Scanning the apicoplast TP. (a) Diagram of overlapping sequential 25-aa segments scanning through the TgFNR TP inserted downstream of the SS and upstream of a YFP reporter. Four targeting patterns were observed, labeling the apicoplast (b), ER (c), parasitophorous vacuole (d), or rhoptries and parasitophorous vacuole (e). The abbreviations are as described in the legend to Fig. 1. All micrographs are direct fluorescence images of living parasites. Bars = 5 μm.

FIG. 8.

Summary of signal features within the TgFNR leader.
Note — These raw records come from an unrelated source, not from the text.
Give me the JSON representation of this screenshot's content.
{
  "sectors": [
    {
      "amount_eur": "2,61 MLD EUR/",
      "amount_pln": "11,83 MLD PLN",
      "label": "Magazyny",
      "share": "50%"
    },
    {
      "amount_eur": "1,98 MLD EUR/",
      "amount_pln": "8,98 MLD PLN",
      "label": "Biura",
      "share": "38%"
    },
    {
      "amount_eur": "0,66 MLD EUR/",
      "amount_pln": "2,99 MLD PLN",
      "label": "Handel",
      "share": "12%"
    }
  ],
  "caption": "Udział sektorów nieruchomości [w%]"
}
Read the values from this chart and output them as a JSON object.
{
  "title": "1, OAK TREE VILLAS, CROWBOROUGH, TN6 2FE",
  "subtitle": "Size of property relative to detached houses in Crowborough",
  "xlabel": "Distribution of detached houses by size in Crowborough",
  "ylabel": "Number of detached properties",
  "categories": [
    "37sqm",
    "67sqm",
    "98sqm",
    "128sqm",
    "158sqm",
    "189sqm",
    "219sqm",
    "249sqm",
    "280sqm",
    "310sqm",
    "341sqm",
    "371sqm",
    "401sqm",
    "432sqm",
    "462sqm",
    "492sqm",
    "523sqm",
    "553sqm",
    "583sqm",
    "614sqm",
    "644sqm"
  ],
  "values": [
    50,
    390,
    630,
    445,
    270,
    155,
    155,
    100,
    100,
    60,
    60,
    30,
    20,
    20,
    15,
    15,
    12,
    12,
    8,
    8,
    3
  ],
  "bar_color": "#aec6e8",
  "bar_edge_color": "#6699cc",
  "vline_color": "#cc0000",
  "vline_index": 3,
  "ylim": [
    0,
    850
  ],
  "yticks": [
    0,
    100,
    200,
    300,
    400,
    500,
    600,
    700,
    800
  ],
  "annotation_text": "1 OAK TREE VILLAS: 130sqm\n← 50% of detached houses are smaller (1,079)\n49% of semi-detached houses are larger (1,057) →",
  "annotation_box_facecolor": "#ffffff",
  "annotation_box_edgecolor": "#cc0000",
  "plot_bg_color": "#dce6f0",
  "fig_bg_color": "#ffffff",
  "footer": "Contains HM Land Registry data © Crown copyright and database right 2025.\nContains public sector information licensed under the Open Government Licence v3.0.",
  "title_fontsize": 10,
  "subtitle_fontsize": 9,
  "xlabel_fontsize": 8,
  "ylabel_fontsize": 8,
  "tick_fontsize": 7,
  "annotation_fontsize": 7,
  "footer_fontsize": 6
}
The secretory SS is shown in magenta, and redundant apicoplast targeting domains are shown in green. Computationally predicted and experimentally determined cleavage sites are indicated by black and blue text, respectively. Red highlighting indicates the V-(V/S)-S-F motif that may be associated with release from the ER. The mature FNR gene is indicated, with conserved amino acids shown in red.